Doctors in Hammurabi's day might have thought twice before doing surgery on a free Babylonian man. It was worth ten shekels of silver for him if he "made a large incision with a bronze lance and cured a free man, or has opened the abscess (in the eye) with the lance, and saved the eye of the man." If the patient died under the knife, or the eye was put out, the doctor lost both his hands. If the patient was not free, then the malpracticing physician was charged to "render slave for slave." Hammurabi also decreed that house builders who work was shoddy and caused the building to fall and kill its owner were likewise put to death.
The Assyrians, on the other hand, had some of their own "eye-for-an-eye" refinements. Woe to the man who coveted his neighbor's wife:
"If a Senor laid hands on the wife of another Senor, when they have prosecuted him and convicted him, they shall cut off one finger of his.

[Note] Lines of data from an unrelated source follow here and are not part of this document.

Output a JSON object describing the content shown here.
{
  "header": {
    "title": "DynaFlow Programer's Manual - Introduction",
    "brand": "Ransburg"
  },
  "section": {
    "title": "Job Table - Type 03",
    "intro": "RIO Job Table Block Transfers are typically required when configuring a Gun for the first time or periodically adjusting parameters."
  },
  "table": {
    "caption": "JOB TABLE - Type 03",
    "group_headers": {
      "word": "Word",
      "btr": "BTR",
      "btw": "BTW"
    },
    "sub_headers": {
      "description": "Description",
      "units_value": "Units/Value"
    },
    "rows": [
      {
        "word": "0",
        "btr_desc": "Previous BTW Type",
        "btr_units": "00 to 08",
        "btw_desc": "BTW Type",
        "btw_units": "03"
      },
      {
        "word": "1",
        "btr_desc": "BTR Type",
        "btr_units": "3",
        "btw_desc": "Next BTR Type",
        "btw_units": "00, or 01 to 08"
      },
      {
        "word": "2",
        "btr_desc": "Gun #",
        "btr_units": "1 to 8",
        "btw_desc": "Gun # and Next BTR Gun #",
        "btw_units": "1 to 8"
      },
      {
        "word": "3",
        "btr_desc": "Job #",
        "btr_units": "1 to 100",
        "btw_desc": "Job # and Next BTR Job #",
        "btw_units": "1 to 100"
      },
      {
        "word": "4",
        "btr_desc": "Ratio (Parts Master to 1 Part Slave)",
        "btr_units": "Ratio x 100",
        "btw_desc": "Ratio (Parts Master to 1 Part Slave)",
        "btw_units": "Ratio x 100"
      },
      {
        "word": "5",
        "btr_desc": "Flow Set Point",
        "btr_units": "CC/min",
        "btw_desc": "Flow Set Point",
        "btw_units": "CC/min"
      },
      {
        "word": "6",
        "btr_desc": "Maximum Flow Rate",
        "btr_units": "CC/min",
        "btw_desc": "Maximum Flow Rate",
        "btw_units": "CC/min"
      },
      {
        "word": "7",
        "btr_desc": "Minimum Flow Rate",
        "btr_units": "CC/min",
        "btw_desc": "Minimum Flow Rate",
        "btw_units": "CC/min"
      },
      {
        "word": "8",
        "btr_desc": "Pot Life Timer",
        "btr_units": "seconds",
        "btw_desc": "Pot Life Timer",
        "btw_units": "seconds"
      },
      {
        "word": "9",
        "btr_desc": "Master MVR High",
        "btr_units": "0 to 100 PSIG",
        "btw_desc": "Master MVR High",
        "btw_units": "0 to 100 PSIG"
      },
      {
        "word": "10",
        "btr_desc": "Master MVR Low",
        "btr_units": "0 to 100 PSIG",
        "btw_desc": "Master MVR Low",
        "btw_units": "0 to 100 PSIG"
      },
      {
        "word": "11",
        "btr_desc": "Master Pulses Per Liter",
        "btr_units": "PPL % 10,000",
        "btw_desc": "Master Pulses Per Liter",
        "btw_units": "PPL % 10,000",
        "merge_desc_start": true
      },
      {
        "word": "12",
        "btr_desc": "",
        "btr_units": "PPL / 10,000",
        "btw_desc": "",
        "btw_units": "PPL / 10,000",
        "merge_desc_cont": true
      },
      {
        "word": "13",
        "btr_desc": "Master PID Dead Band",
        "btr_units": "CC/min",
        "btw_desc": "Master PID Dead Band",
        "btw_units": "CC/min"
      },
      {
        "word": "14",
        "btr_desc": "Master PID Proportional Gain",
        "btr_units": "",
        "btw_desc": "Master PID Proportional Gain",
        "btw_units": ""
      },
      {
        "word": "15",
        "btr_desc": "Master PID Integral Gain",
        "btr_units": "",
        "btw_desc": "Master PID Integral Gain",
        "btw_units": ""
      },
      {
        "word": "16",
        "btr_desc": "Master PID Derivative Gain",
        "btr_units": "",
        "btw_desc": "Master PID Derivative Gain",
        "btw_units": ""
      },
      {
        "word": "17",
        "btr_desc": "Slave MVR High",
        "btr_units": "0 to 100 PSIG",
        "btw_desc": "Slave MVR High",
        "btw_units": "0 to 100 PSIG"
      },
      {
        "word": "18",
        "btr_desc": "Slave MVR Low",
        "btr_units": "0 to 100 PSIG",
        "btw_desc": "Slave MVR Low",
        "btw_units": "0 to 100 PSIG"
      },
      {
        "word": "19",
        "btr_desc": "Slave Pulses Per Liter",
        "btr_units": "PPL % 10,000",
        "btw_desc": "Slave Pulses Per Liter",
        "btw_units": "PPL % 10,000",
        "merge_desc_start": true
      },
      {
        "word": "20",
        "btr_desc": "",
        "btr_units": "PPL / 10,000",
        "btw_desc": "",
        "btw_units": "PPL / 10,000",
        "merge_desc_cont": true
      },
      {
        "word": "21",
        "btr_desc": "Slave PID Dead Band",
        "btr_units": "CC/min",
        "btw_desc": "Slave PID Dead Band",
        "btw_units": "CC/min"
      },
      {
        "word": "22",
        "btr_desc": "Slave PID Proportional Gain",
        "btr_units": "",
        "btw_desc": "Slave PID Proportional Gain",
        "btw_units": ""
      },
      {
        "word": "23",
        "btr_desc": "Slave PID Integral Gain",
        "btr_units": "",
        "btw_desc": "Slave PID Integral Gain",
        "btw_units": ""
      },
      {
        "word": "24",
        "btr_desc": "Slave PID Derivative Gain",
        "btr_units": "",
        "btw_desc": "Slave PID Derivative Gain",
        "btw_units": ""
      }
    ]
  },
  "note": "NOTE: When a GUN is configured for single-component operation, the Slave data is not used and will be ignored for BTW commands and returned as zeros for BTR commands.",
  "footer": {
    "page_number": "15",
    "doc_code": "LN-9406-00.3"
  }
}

If he has kissed her, they shall draw his lower lip along the blade of an ax and cut it off."
Malicious gossip could be risky, too:
"If a man accuses another man's wife of indecencies, and since he is unable to prove it and prosecute her, they shall flog the man thirty times with staves, and he shall do the work of the king for one month: They shall castrate him, and he shall also pay one talent of blood."
One hopes the final part of this gruesome sentence could be served over time. There were 60 shekels in a mina and 60 minas in a talent. The ancient Sumerian Talent is estimated at about 28.8 kg (about 63.5 lb). Our gossip would have to bleed out nearly eight times to pay one talent of blood.